大きな瞳が細められ、ばら色の唇が弧を描く。その姿はなんとも愛らしいものだ。
「私はずっと銀様にお会いしとうございました。生まれた時から銀様に輿入れすることは運命と教えられ、そのために生きてまいったのです。ですから、今日は私はとても幸せなのです」
その顔に嘘や虚勢は感じられない。
「鬼が怖くはないのか?」
「怖い?そのように思ったことはありません。もちろん、親や兄弟とはなれるのは悲しいことですが、私が輿入れをすることで、皆が幸せになれるのならば何も怖くありません」
そこで言葉を切ると、巫女はうつむきそっと我の手を取った。
細い指が我の指に絡められる。とても温かい指だ。
「銀さまはとても優しいお顔をなさっています。だから、私は…今とても幸せなのですよ」
再び我を見上げたその顔に、もう緊張したそれではなく、心の底からあふれ出る笑顔になっていた。

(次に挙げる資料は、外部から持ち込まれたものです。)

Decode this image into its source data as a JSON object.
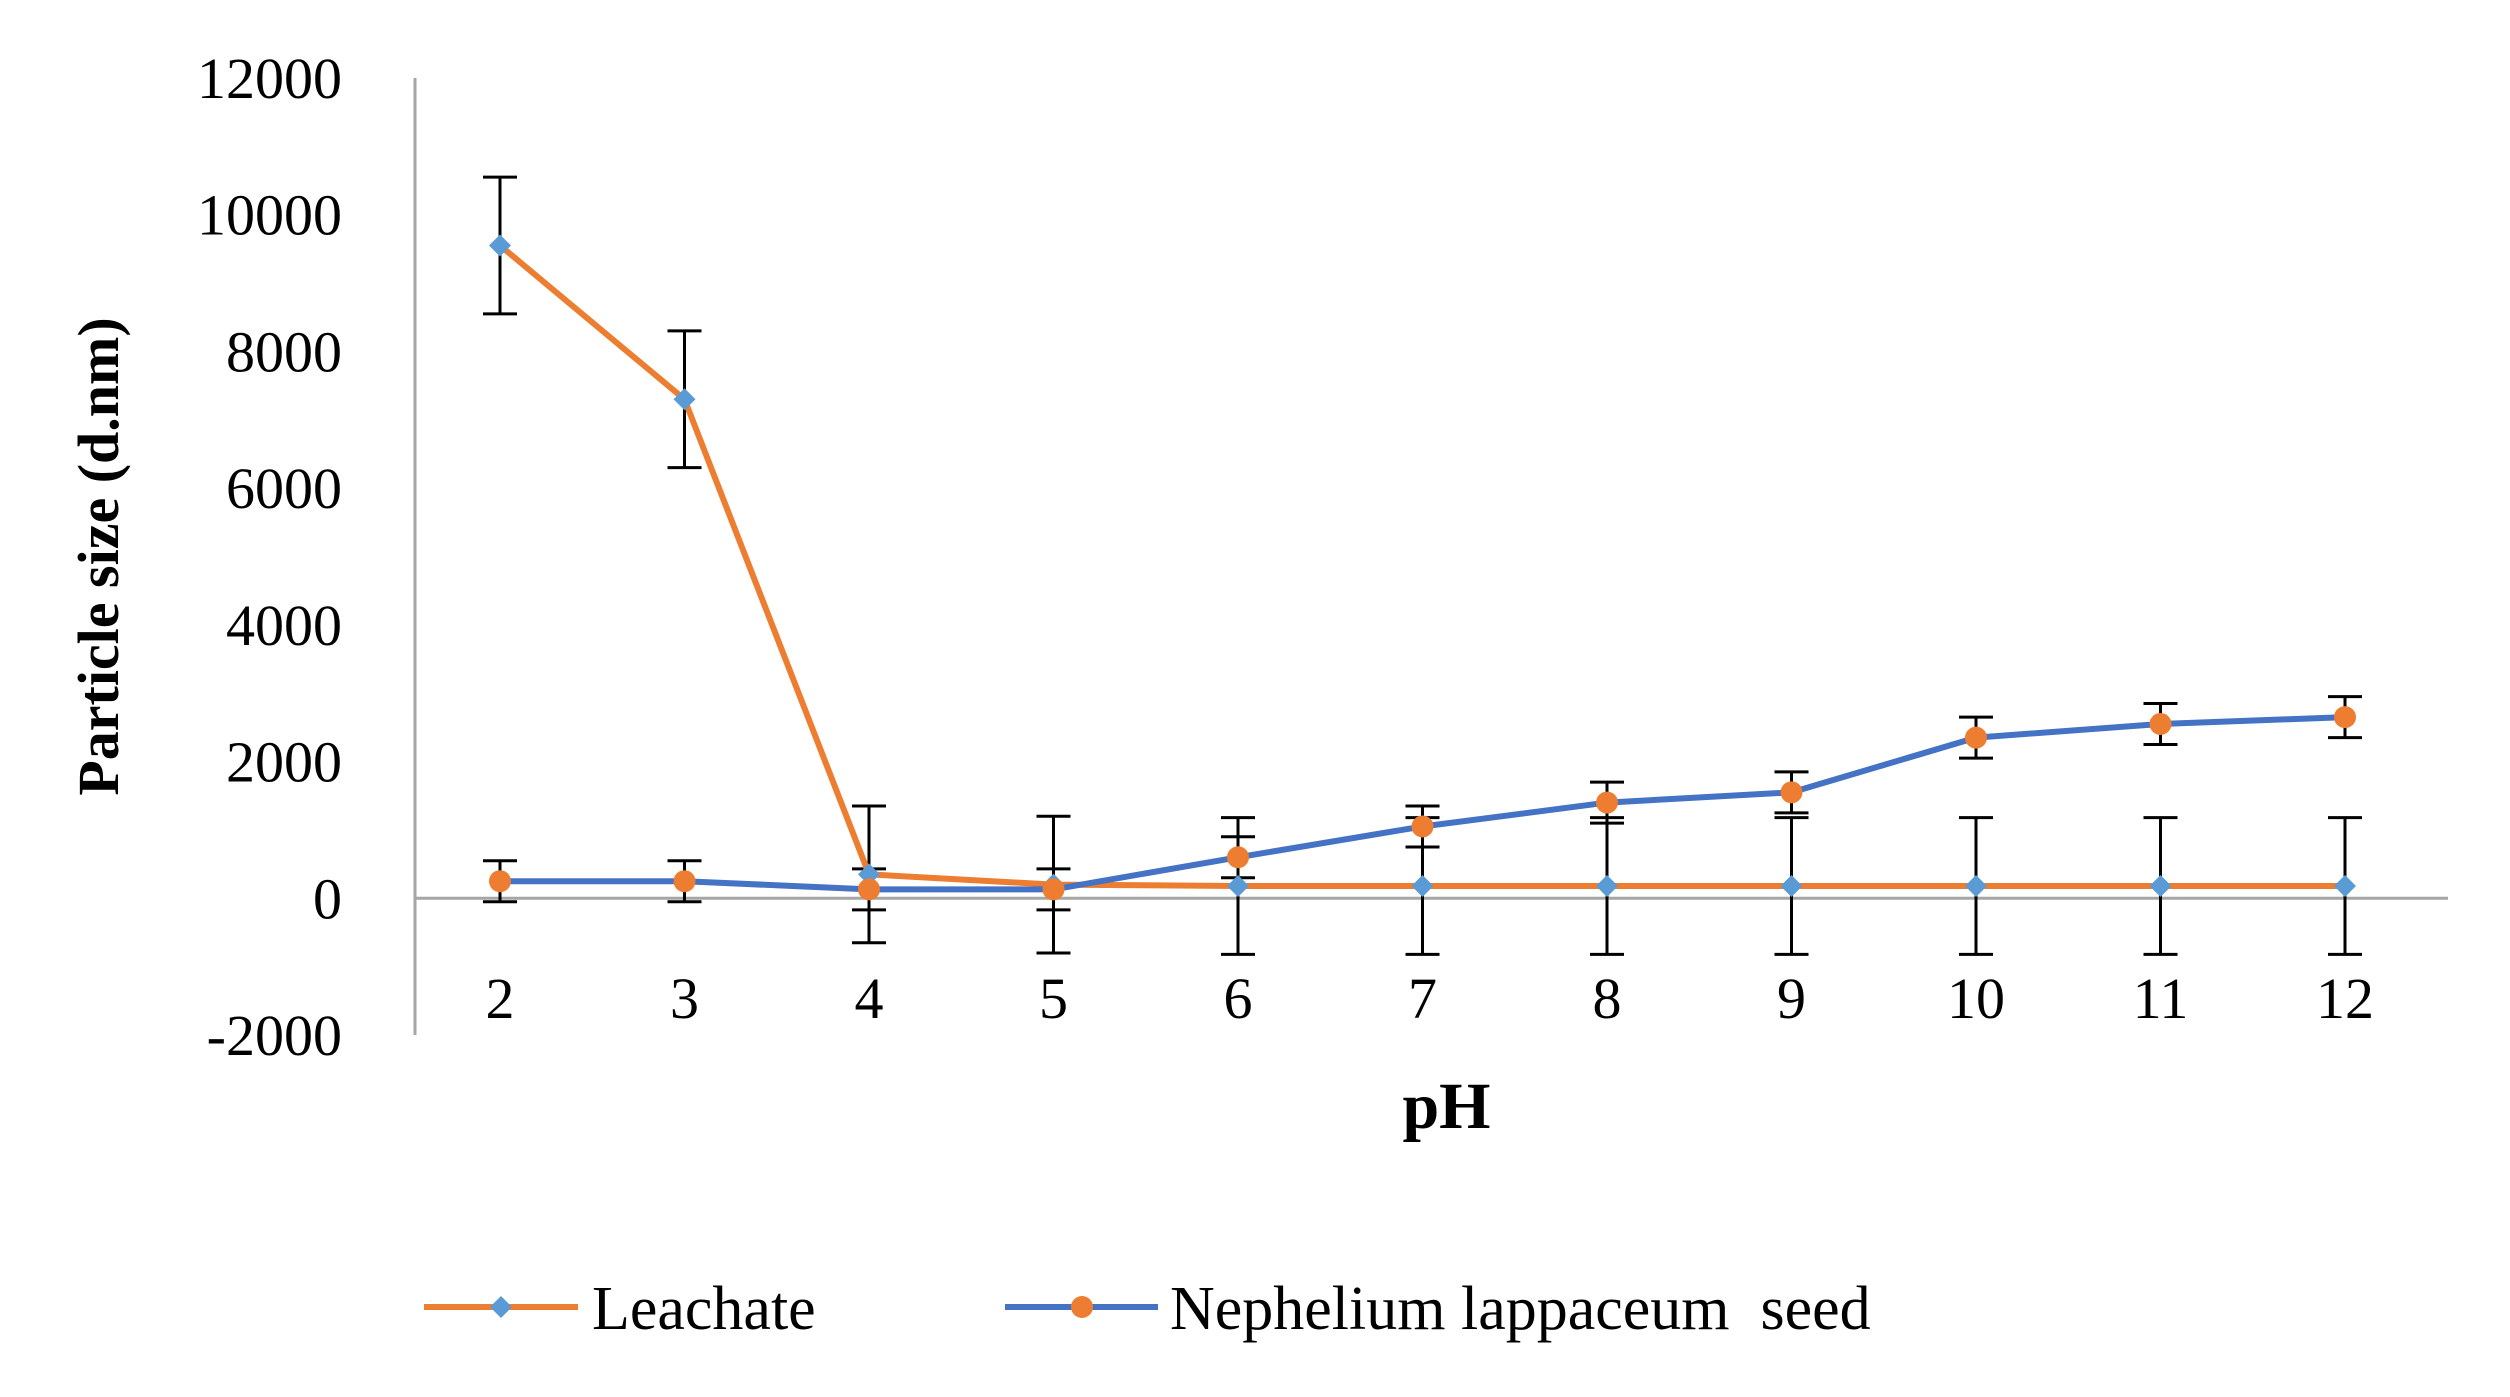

「我は、お前を大切にする。子孫を残すことも大切だが、我らの関係がよくなくてはそれも叶わぬのだから」
言葉が足りない自覚はあった。でも、我にはこれ以上うまく言うことは出来ない。
このような時は自分の性格が嫌いになる。
しかし巫女はそんな我の小さな憂いも、その微笑で綺麗に拭い去ってくれた。
そして再び、深々と我に頭を下げ、「よろしくお願いします」と言った。
我は銀。
すべての鬼を統べる者。
子孫を残し、鬼の血を後世に残すことを役割として、何度も生まれては消える存在。
天上の巫女を愛し、愛されることが我の幸せ。
静かに生きたかった。
慎ましく、穏かに。
長い我の、命が失われるその時まで。
ただ、それだけなのに。
許されない我は、一体何のために生まれてきたのか。
銀は、アオの炎の中で思い出していた。
その昔、穏かに過ぎていった日々のことを。
そして、意識は空に放たれた。
もう二度と、生まれてくることはない。